2. **Batch Processing**:

   - After processing a batch, commit the offsets to avoid reprocessing.

3. **Error Recovery**:

   - For fallback mechanisms when `commitAsync` fails.

4. **Low Message Throughput**:

   - Suitable when a slight latency is acceptable due to lower message volumes.



### **Advantages**

- Guarantees offsets are committed successfully.

- Simplifies error handling.



### **Disadvantages**

- Slower due to blocking nature, impacting performance.



---



## **When to Use `commitAsync`**



The `commitAsync` method commits offsets without blocking, allowing the consumer to continue processing messages immediately.



### **Use Cases**

1. **High Throughput Applications**:

   - Systems prioritizing performance, such as analytics or logging.

2. **Non-Critical Applications**:

   - Occasional duplicate processing is acceptable.

3. **Performance-Critical Scenarios**:

   - Reduces latency caused by blocking calls.

4. **Frequent Offset Commit**:

   - Suitable when offsets need frequent updates.



### **Advantages**

- High performance with non-blocking behavior.

- Ideal for low-latency requirements.



### **Disadvantages**

- No guarantee of successful offset commits.

- Requires additional error handling.



---



## **Combining `commitSync` and `commitAsync`**



For most applications, you can combine both methods to balance performance and reliability:

1. **Use `commitAsync`** during normal operation to optimize throughput.

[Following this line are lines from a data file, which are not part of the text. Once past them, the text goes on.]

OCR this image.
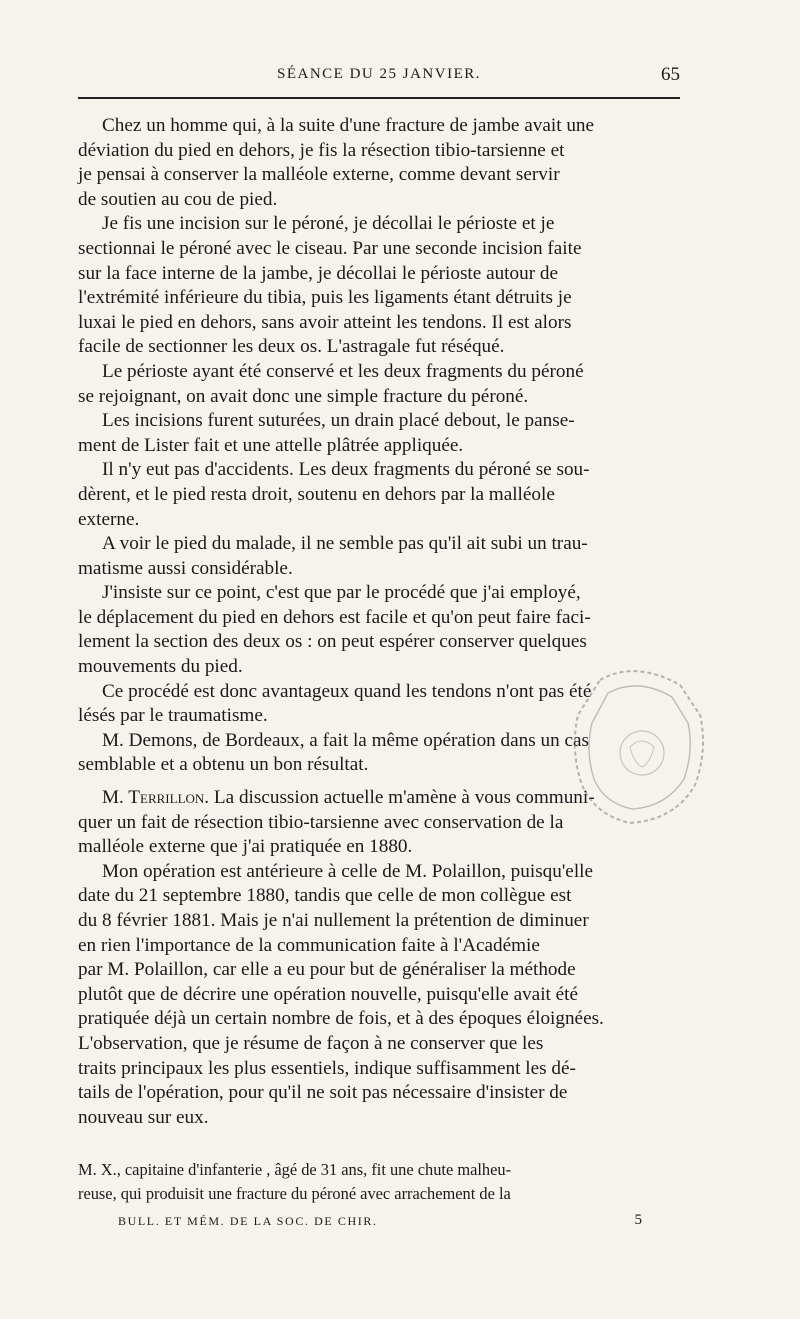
SÉANCE DU 25 JANVIER.	65

Chez un homme qui, à la suite d'une fracture de jambe avait une
déviation du pied en dehors, je fis la résection tibio-tarsienne et
je pensai à conserver la malléole externe, comme devant servir
de soutien au cou de pied.

Je fis une incision sur le péroné, je décollai le périoste et je
sectionnai le péroné avec le ciseau. Par une seconde incision faite
sur la face interne de la jambe, je décollai le périoste autour de
l'extrémité inférieure du tibia, puis les ligaments étant détruits je
luxai le pied en dehors, sans avoir atteint les tendons. Il est alors
facile de sectionner les deux os. L'astragale fut réséqué.

Le périoste ayant été conservé et les deux fragments du péroné
se rejoignant, on avait donc une simple fracture du péroné.

Les incisions furent suturées, un drain placé debout, le panse-
ment de Lister fait et une attelle plâtrée appliquée.

Il n'y eut pas d'accidents. Les deux fragments du péroné se sou-
dèrent, et le pied resta droit, soutenu en dehors par la malléole
externe.

A voir le pied du malade, il ne semble pas qu'il ait subi un trau-
matisme aussi considérable.

J'insiste sur ce point, c'est que par le procédé que j'ai employé,
le déplacement du pied en dehors est facile et qu'on peut faire faci-
lement la section des deux os : on peut espérer conserver quelques
mouvements du pied.

Ce procédé est donc avantageux quand les tendons n'ont pas été
lésés par le traumatisme.

M. Demons, de Bordeaux, a fait la même opération dans un cas
semblable et a obtenu un bon résultat.

M. Terrillon. La discussion actuelle m'amène à vous communi-
quer un fait de résection tibio-tarsienne avec conservation de la
malléole externe que j'ai pratiquée en 1880.

Mon opération est antérieure à celle de M. Polaillon, puisqu'elle
date du 21 septembre 1880, tandis que celle de mon collègue est
du 8 février 1881. Mais je n'ai nullement la prétention de diminuer
en rien l'importance de la communication faite à l'Académie
par M. Polaillon, car elle a eu pour but de généraliser la méthode
plutôt que de décrire une opération nouvelle, puisqu'elle avait été
pratiquée déjà un certain nombre de fois, et à des époques éloignées.
L'observation, que je résume de façon à ne conserver que les
traits principaux les plus essentiels, indique suffisamment les dé-
tails de l'opération, pour qu'il ne soit pas nécessaire d'insister de
nouveau sur eux.

M. X., capitaine d'infanterie , âgé de 31 ans, fit une chute malheu-
reuse, qui produisit une fracture du péroné avec arrachement de la

BULL. ET MÉM. DE LA SOC. DE CHIR.	5
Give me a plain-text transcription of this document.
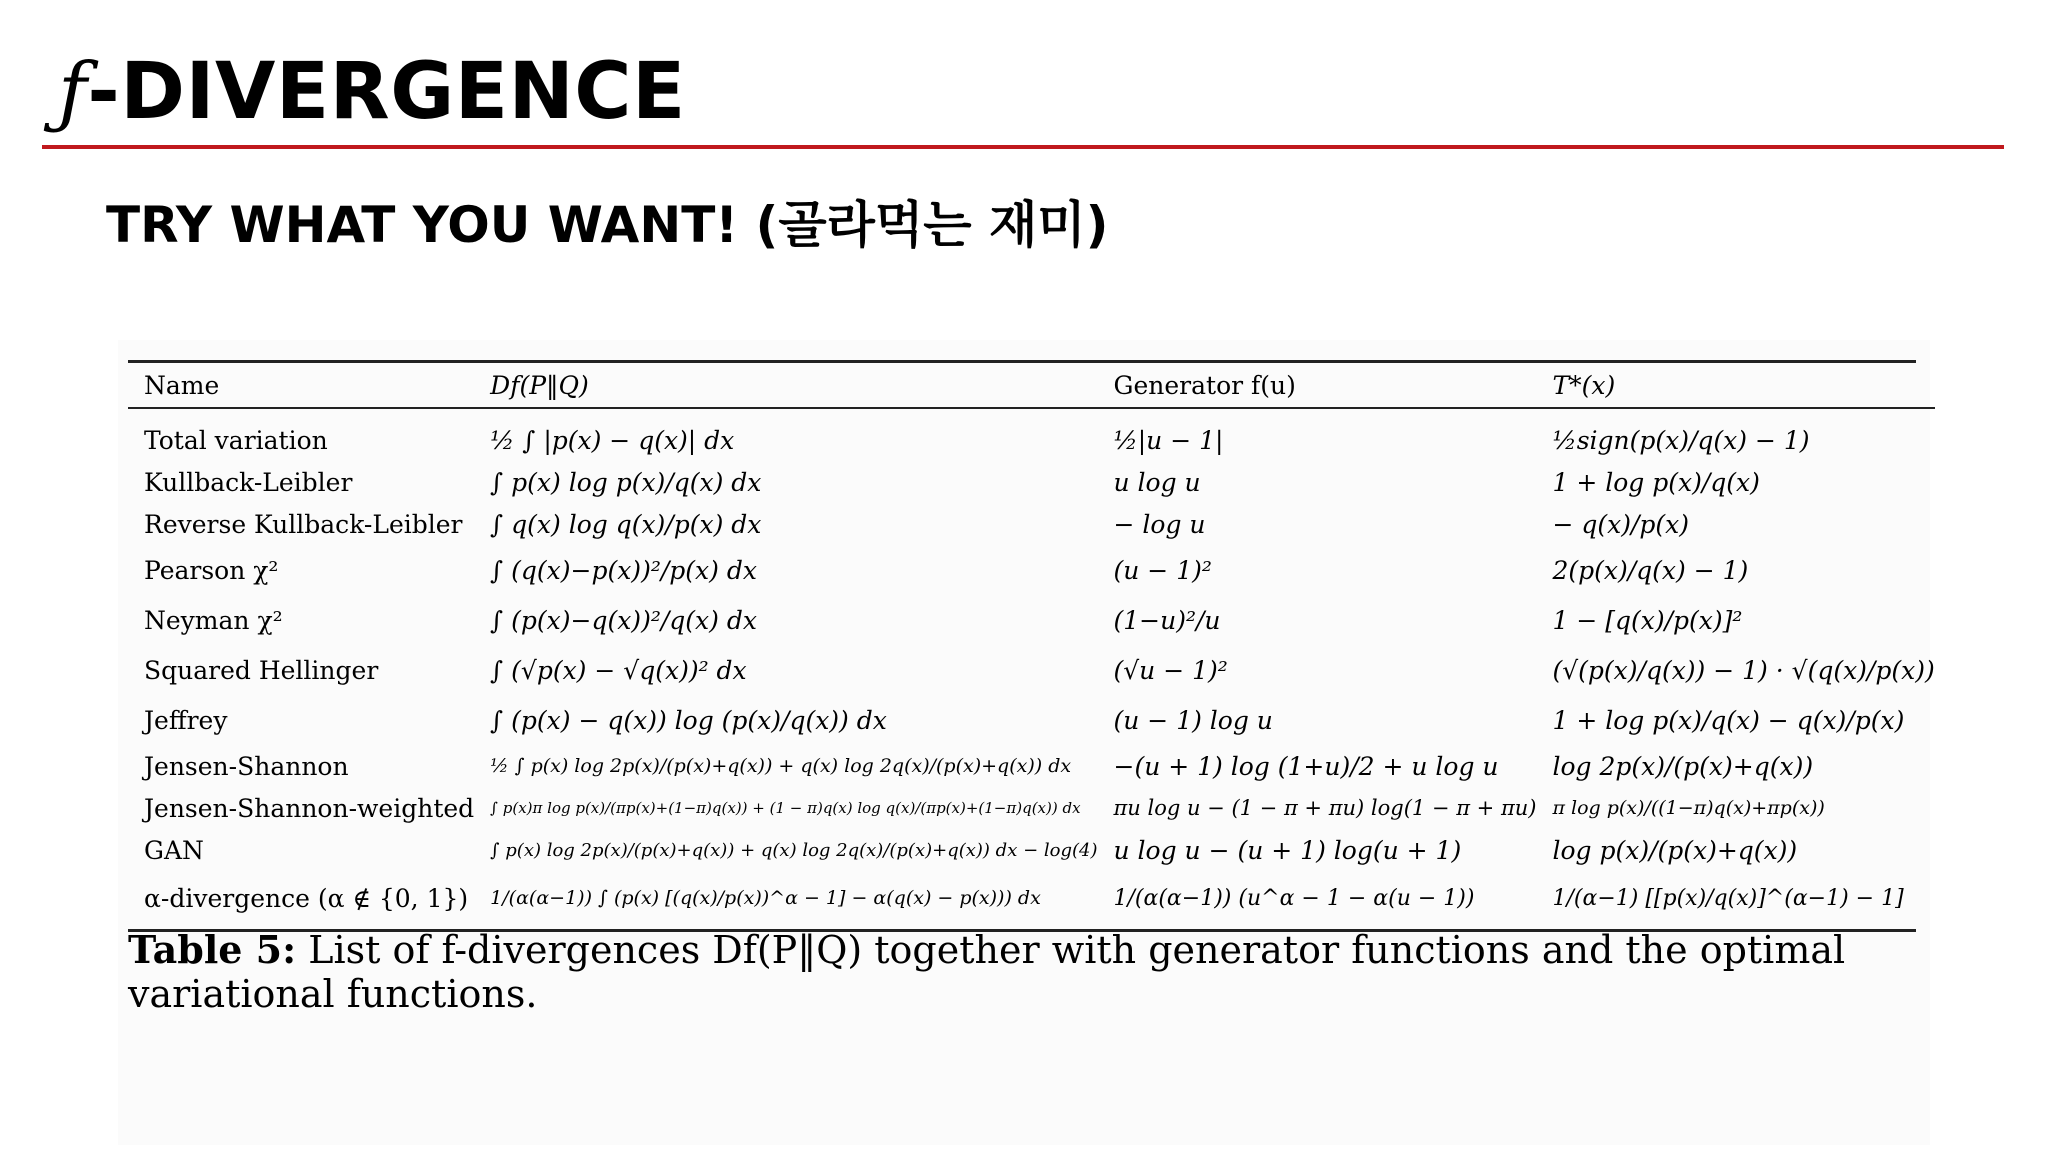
ƒ-DIVERGENCE
TRY WHAT YOU WANT! (골라먹는 재미)
Name	Df(P‖Q)	Generator f(u)	T*(x)
Total variation	½ ∫ |p(x) − q(x)| dx	½|u − 1|	½sign(p(x)/q(x) − 1)
Kullback-Leibler	∫ p(x) log p(x)/q(x) dx	u log u	1 + log p(x)/q(x)
Reverse Kullback-Leibler	∫ q(x) log q(x)/p(x) dx	− log u	− q(x)/p(x)
Pearson χ²	∫ (q(x)−p(x))²/p(x) dx	(u − 1)²	2(p(x)/q(x) − 1)
Neyman χ²	∫ (p(x)−q(x))²/q(x) dx	(1−u)²/u	1 − [q(x)/p(x)]²
Squared Hellinger	∫ (√p(x) − √q(x))² dx	(√u − 1)²	(√(p(x)/q(x)) − 1) · √(q(x)/p(x))
Jeffrey	∫ (p(x) − q(x)) log (p(x)/q(x)) dx	(u − 1) log u	1 + log p(x)/q(x) − q(x)/p(x)
Jensen-Shannon	½ ∫ p(x) log 2p(x)/(p(x)+q(x)) + q(x) log 2q(x)/(p(x)+q(x)) dx	−(u + 1) log (1+u)/2 + u log u	log 2p(x)/(p(x)+q(x))
Jensen-Shannon-weighted	∫ p(x)π log p(x)/(πp(x)+(1−π)q(x)) + (1 − π)q(x) log q(x)/(πp(x)+(1−π)q(x)) dx	πu log u − (1 − π + πu) log(1 − π + πu)	π log p(x)/((1−π)q(x)+πp(x))
GAN	∫ p(x) log 2p(x)/(p(x)+q(x)) + q(x) log 2q(x)/(p(x)+q(x)) dx − log(4)	u log u − (u + 1) log(u + 1)	log p(x)/(p(x)+q(x))
α-divergence (α ∉ {0, 1})	1/(α(α−1)) ∫ (p(x) [(q(x)/p(x))^α − 1] − α(q(x) − p(x))) dx	1/(α(α−1)) (u^α − 1 − α(u − 1))	1/(α−1) [[p(x)/q(x)]^(α−1) − 1]

Table 5: List of f-divergences Df(P‖Q) together with generator functions and the optimal variational functions.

2. **Use `commitSync`** during shutdown or critical moments to ensure offsets are safely committed.



---



## **Sample Code**



```java

try {

    while (true) {

        ConsumerRecords records = consumer.poll(Duration.ofMillis(1000));

        

        // Process messages

        for (ConsumerRecord record : records) {

            System.out.printf("Consumed message: key=%s, value=%s, offset=%d%n", 

                record.key(), record.value(), record.offset());

        }



        // Commit offsets asynchronously for performance

        consumer.commitAsync((offsets, exception) -> {

            if (exception == null) {

                System.out.println("Offsets committed asynchronously: " + offsets);

            } else {

                System.err.println("Commit failed: " + exception.getMessage());

            }

        });

    }

} catch (Exception e) {

    System.err.println("Error during consumption: " + e.getMessage());

} finally {

    try {

        // Ensure final offsets are committed synchronously before shutdown

        consumer.commitSync();

        System.out.println("Offsets committed synchronously during shutdown.");

    } catch (Exception ex) {

        System.err.println("Error during final commit: " + ex.getMessage());

    } finally {

        consumer.close();

    }

}

```



---



## **Decision Guide**



| **Criteria**                 | **Use `commitSync`**                    | **Use `commitAsync`**                 |

|------------------------------|-----------------------------------------|---------------------------------------|

| **Consistency Requirements** | Critical for consistency               | Consistency is less critical          |

| **Throughput**               | Lower throughput acceptable            | High throughput required              |

| **Message Importance**       | Loss of messages is unacceptable       | Occasional duplicate processing okay  |

| **Application Type**         | Financial transactions, critical data  | Analytics, logging, non-critical data |



---



## **Best Practices**

1. **Logging in `commitAsync`**:

   - Always provide a callback to handle commit failures for visibility.

2. **Graceful Shutdown**:

   - Use `commitSync()` before shutting down the consumer to avoid data loss.

3. **Retry Logic**:

   - Combine `commitAsync` with fallback logic using `commitSync` in case of repeated failures.



By understanding the trade-offs and combining these methods as needed, you can ensure your Kafka consumer application is both efficient and reliable.